The times I drove him he was good as gold. He always liked a laugh. I picked him up at the airport once and you had to go round Oriental Bay, you couldn’t go through Victoria Tunnel in case it was blocked for an assassination attempt. There was a truck in front of us and we picked up the conversation on the RT frequency. The bloke told his boss, “I’ve got the Pig behind me”. Old Rob laughed. I thought that poor bastard. Rob’s probably memorised the number plate and he’ll be off the road tomorrow.

Muldoon was obviously recognisable, ditto his car CR1. Did you remember any issues, for example, around the Springbok Tour in 1981?
Some of the time they’d use a plain car. When that tour was on you didn’t know who was for it and who was against it. If you said the wrong thing you’d end up in a bloody great argument.
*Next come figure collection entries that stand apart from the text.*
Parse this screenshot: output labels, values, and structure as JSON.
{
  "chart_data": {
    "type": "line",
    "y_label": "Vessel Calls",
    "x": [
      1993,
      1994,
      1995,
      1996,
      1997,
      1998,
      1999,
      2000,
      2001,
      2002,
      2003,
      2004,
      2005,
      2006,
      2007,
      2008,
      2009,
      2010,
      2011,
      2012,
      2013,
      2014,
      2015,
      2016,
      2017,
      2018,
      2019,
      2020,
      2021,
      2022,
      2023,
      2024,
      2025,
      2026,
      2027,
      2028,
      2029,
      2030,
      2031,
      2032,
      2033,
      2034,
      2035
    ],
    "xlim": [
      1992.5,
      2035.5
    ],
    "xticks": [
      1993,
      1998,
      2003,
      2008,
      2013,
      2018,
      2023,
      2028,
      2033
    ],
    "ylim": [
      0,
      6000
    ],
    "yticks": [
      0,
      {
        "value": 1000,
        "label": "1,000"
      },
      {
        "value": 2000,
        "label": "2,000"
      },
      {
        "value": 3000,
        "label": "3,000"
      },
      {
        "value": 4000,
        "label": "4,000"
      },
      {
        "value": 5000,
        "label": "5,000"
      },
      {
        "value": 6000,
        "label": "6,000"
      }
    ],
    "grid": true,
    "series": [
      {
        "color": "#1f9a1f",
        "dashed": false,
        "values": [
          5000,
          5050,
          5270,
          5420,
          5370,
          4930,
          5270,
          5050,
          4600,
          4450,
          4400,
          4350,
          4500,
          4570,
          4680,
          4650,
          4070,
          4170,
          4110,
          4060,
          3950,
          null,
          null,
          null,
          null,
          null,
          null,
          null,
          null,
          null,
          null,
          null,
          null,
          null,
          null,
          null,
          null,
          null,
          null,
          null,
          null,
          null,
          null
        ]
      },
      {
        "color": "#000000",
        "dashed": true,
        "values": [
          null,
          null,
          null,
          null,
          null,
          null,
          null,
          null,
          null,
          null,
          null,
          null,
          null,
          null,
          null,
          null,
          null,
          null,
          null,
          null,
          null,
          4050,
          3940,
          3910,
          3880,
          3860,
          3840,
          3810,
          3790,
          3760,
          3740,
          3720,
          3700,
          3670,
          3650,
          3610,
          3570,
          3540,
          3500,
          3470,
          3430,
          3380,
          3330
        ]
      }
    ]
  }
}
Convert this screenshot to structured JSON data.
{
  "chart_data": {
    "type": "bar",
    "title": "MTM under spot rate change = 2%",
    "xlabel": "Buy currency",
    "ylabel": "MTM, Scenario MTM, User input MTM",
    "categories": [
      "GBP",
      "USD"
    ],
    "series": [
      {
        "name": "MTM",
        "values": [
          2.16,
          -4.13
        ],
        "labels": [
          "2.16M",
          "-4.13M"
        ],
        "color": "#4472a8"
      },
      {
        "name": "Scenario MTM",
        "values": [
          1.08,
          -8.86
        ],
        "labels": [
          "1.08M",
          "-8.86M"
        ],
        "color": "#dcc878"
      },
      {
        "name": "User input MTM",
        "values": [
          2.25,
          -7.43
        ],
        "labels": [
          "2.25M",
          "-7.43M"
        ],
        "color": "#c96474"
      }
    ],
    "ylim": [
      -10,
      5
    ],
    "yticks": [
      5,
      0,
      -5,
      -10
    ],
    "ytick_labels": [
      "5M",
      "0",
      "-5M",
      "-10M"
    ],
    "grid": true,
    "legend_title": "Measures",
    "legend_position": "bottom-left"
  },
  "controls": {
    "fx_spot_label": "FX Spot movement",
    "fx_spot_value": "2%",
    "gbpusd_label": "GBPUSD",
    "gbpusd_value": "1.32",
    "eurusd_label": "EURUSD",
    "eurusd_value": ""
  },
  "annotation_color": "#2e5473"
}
Some said sports and politics around then, and since. Rugby was a regular topic during road trips, how about National v. Labour. Was that ever a debate?
They never talked politics, at the end of the day they were the same as you and I. Sometimes I’d sit in the back of the hall instead of the car if they were campaigning. One night I took Ben Couch [former Minister of Police and Maori Affairs] to Martinborough. That was entertaining with the hecklers.

Geographically, how far did you venture from Wellington?
If Wellington Airport was closed you’d end up anywhere in the North Island. You could end up halfway to Auckland (the passenger switched cars at Waiouru), sometimes you’d take you right through to Auckland. Sometimes we’d do 16-hour days. You’d be overtired, but you’d just keep going.

Were you on duty when a noticeably weary Muldoon called a snap election in 1984?
We were down the basement in Parliament and when they came down they all went to Government House to get the Governor General to authorise it. It wasn’t really a surprise. People just wanted a wee bit of a change. David Lange took over, I didn’t drive him very much.

Bo Derek. Photo: Getty
Bo Derek. Photo: Getty
You also opted for a change of scene, transferring to Christchurch, where unfortunately you were a casualty of Rogernomics. Do you remember your last assignment in Wellington?
The last one I drove was [former US President] Jimmy Carter. The Lions Clubs brought him out in 1984. I drove his security from Wellington to Palmerston North, Taupo and Rotorua. We rode behind. The Yanks brought their own limo for Jimmy in a Starlifter.

How about another American who made an impression. The Playboy centrefold/Hollywood actress you ferried from Wellington to Lower Hutt.
I drove Bo Derek and her husband from the James Cook [Hotel] to the National Film Unit. Years ago they were going to make a movie about Lady Godiva and have her on a horse naked with a snake. They wanted to bring the snake in from Australia and everyone hit the roof. The movie never got made. After I’d dropped them off I took a bloke from the unit back to Wellington. He said, “Trev, she’s a beautiful girl. She doesn’t like smoking, doesn’t like drinking and likes going to bed early”. I told him, “I could change for that”. I saw her 3-4 years ago on the television and she still looks bloody good.

And those tasks by Royal Appointment?
I drove the Crown Prince of Japan [Fumihito, Prince Akishino], he was only about 12 when he was out here. He stayed with Jim Bolger because he had children the same age. I also had the Queen’s lady-in-waiting [Lady Susan Hussey] in my car on one royal visit. She never mentioned the Queen, she just wanted to know how big a family I had. What your interests are in life, that sort of thing.

Although you followed mum’s orders by joining the Post Office, you ended up back on the roads doing contracting work, didn’t you?
I came back down to Christchurch in 85-86. I went out selling firewood for a while when they put me off. Then I worked for what is now Fulton Hogan. I was there for 30 years, 24 of them over on Banks Peninsula doing those back roads. My son Mark decided to go out on his own. He’s going really well at the moment so I thought I’ll retire and go and give him a bit of knowledge before I lose me marbles.

So the toil continued after Labour weekend?
We do a lot of work for Downer up in the Lewis Pass, a lot of cement stabilising. We’re up there till Christmas.